The first time I entered the Dramaten-bubble was on a snowy mid-December day. The guys had told me: “Well, you’ll see, we’re not actually doing anything that exciting. We’re screwing parts together, nailing others down. Nothing worth a picture”.
I said: “OK then, can I just drop by anyway? I promise I won’t be in the way”.
The guys said: “Sure”.

In the Dramaten bubble-world, there was a very small door and a maze of corridors leading to a huge room. The guys were indeed screwing parts together and nailing others down, in some sort of very well-rehearsed choreography, some particularly well-oiled machine. Yet by screwing things together and hammering others down, they were creating a world, and then destroying it without thinking twice about it.
In the guys’ worlds, one could find a 4-meter-high doll as well as chairs so small no one could seat on them.
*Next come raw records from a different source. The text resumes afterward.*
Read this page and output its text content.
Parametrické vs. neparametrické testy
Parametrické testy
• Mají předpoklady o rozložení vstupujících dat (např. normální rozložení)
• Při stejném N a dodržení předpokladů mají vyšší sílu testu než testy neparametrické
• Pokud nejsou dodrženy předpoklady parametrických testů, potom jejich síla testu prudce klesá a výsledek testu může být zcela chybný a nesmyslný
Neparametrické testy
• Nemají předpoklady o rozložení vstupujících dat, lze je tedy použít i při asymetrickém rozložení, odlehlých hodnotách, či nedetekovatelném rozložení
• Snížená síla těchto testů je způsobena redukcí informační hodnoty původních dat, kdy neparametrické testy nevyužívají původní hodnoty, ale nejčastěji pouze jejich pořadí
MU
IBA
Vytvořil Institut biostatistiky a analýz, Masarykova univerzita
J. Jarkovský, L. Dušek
There was a huge carrousel which kept on turning over and over, and a little room under the roof with fishes, bottles, hares, tiger skulls, birds, guns, and a whole paraphernalia of other things which stacked up to the ceiling.

I sat down on the first row in the large and empty room and watched the guys screwing and nailing together those huge structures, which almost looked they were on the brink of swallowing them, until they became a part of a whole body, an enormous body, the theatre, the big demiurge whose ultimate goal is eventually to make the dreamer in all of us to wake up.